Mitochondria
are the site of manufacture of ATP by aerobic processes. They are more closely
related to a group of bacteria than they are to the eukaryotes which harbour
them. 
It is now widely accepted that mitochondria were acquired by a symbiotic event (see discussion of plastids), whereby the ancestral bacterium was taken up or parasitized a eukaryote, and was never rejected. This probably happened over 2 billion years ago. With the passage of time, an intimate association developed. The responsibility for the maintaining the genome coding for mitochondrial proteins shifted to the nucleus.
Much of the enzymatic machinery for respiration lies in the folds of the inner of the two mitochondrial membranes. These are the cristae. Cristae have diferent appearances in different types of protists. The mitochondria of the euglenozoa have flattened cristae, with narrow necks attaching them to the inner mitochondrial membrane. They are therefore like table-tennis bats in appearance.
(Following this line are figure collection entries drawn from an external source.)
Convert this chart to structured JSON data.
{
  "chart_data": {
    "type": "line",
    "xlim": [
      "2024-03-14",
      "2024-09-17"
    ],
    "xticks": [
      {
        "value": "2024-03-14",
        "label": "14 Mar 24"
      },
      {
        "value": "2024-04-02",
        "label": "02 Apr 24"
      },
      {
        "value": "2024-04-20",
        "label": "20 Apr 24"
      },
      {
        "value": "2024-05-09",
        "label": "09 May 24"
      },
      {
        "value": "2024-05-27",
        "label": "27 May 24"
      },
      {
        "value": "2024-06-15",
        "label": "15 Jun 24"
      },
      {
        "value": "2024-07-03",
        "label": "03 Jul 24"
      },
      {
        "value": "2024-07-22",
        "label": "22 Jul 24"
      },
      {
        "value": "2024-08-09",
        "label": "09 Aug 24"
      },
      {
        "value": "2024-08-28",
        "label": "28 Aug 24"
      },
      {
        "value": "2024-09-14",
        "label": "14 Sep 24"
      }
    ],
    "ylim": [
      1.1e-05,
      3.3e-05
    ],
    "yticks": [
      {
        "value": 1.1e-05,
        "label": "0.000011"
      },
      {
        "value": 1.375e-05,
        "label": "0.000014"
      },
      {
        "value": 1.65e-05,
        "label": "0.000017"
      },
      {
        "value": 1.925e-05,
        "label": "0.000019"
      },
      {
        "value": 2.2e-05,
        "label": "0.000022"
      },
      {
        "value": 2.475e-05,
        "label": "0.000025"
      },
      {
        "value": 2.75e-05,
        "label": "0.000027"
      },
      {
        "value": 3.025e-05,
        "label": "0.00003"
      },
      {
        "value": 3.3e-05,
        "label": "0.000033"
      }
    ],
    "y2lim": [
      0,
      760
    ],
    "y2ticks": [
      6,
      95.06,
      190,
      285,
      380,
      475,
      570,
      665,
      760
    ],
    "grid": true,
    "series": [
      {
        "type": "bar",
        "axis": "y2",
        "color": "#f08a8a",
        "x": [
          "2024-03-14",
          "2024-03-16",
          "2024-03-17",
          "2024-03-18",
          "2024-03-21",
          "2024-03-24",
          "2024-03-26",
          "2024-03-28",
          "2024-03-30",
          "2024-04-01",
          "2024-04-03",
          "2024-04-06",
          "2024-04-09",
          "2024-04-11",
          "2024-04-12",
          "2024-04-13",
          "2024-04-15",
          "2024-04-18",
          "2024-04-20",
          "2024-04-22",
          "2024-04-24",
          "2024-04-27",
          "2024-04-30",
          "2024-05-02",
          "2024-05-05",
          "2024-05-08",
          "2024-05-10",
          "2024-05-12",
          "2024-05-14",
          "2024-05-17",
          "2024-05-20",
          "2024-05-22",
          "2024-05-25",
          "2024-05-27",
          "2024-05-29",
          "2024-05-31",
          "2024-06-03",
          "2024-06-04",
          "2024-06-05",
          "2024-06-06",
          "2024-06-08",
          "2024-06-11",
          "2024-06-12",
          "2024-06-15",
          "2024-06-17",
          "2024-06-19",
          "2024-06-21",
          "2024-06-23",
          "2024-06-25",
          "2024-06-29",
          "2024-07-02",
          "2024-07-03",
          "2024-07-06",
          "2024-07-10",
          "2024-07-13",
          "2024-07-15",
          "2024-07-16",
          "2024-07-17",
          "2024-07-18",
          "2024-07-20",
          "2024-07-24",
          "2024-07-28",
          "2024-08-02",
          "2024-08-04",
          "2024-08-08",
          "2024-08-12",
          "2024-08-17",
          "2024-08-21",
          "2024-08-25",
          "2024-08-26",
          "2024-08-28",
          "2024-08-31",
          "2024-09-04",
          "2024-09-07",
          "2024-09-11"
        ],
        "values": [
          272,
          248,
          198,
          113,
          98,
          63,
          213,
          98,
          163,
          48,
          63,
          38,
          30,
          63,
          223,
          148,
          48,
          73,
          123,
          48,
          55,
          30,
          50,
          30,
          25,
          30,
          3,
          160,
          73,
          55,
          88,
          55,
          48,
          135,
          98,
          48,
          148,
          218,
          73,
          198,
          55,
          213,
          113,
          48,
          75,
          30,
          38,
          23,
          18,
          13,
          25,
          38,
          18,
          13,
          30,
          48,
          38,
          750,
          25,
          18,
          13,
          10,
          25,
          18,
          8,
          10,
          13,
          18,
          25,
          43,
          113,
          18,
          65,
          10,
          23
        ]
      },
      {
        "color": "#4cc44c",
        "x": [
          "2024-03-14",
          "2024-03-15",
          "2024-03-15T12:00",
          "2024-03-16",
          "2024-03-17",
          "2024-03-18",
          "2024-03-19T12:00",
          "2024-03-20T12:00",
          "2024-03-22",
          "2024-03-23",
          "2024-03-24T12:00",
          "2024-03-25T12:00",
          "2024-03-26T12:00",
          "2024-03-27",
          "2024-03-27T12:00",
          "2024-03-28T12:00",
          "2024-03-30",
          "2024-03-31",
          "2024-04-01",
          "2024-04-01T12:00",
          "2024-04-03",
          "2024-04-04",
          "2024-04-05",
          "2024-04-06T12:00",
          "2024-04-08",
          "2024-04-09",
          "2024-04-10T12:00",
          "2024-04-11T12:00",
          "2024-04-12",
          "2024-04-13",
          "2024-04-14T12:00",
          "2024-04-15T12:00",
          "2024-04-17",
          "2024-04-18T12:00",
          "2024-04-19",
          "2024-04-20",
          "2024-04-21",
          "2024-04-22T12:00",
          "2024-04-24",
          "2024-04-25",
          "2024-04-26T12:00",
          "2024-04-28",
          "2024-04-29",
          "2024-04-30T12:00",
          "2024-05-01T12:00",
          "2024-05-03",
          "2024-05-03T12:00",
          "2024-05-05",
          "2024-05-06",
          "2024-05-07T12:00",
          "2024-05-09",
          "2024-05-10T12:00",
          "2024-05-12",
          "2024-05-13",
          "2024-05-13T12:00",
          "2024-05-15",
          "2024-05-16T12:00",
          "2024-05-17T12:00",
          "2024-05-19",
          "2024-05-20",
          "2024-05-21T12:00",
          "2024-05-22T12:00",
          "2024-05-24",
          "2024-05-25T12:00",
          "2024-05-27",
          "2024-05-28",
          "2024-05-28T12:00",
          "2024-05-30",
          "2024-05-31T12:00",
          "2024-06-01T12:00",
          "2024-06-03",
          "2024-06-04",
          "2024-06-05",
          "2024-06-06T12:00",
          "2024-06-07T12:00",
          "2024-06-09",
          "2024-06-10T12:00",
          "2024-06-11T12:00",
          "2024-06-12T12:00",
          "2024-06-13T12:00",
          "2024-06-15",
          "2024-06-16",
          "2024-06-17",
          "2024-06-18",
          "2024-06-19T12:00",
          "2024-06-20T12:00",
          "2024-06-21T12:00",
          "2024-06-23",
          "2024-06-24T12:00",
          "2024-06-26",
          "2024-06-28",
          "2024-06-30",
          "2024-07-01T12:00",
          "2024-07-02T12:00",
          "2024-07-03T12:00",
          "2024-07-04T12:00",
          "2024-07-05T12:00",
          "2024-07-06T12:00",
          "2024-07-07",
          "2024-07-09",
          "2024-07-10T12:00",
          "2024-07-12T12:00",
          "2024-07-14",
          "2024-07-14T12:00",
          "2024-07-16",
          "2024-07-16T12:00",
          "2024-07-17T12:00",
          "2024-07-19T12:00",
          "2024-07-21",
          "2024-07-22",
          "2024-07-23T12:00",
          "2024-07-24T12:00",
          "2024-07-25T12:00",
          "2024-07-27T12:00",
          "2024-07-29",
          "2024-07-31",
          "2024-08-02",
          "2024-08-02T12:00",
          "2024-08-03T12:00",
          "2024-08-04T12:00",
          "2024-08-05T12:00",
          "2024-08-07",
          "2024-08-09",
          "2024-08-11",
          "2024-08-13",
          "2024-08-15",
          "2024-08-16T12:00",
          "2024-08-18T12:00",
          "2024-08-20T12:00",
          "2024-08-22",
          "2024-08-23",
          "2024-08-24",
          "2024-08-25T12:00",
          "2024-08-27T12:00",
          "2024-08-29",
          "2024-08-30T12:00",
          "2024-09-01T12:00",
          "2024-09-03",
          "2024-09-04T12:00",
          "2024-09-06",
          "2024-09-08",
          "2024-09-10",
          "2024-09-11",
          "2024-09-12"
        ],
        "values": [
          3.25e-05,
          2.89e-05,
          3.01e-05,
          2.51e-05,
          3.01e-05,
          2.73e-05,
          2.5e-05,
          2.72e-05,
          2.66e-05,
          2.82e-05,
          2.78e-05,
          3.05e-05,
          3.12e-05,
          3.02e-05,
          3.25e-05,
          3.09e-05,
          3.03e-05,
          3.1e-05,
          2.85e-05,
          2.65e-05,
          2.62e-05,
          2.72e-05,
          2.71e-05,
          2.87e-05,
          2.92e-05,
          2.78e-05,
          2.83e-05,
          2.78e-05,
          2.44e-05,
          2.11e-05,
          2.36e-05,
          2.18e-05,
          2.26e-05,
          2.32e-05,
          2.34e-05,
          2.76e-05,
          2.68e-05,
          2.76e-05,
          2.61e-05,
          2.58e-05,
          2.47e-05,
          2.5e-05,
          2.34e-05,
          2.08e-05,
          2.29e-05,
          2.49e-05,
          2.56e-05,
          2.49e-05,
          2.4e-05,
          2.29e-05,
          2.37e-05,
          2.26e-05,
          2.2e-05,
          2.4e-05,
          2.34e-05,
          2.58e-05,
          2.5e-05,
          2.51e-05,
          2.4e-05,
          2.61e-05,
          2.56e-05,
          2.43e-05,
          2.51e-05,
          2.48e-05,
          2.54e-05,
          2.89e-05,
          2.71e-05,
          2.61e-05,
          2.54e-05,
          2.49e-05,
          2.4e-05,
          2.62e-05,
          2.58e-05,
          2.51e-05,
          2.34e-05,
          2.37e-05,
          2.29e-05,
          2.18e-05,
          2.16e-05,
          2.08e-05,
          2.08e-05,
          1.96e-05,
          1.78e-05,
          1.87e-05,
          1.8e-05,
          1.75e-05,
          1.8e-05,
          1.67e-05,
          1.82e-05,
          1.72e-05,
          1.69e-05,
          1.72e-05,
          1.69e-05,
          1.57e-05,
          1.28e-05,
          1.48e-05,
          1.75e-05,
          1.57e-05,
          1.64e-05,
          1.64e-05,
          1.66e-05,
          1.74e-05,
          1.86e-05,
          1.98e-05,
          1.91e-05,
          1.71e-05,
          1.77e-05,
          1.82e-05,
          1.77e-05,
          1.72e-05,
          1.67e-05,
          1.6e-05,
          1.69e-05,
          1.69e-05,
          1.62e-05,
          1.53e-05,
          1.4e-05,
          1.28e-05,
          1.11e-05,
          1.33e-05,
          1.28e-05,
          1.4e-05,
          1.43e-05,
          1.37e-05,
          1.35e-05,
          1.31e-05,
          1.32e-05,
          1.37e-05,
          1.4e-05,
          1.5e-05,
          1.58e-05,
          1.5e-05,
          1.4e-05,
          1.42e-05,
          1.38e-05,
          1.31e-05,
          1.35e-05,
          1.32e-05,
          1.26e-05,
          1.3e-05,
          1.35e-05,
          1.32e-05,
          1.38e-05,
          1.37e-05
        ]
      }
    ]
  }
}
In other protists they may be flat plates or tubular.
In this micrograph, the microtubules which support the mouth (2) lie alongside the mitochondrion.
The kinetoplast is an organelle found only in the mitochondria of kinetoplastid flagellates. It is formed of one or more aggregates of DNA. As is shown in the drawings of bodonids, they may take on diferent appearances. In most kinetoplastids, a single large aggregate forms near the base of the flagella. Sections through the kinetoplast show its fibrillar nature.

When the DNA of the mitochondrion is extracted, it does not form a simple circle typical of most mitochondria, but is a tangled collection of small loops all linked to a loop of DNA.

Because kinetoplasts are only found in kinetoplastid flagellate, they provided much hope that it might be possible to control sleeping sickness and leismanises by developing a drug which would render the kinetoplast DNA dysfunctional. Unfortunately, some natural and laboratory strains of trypanosomes may lack the kinetoplast.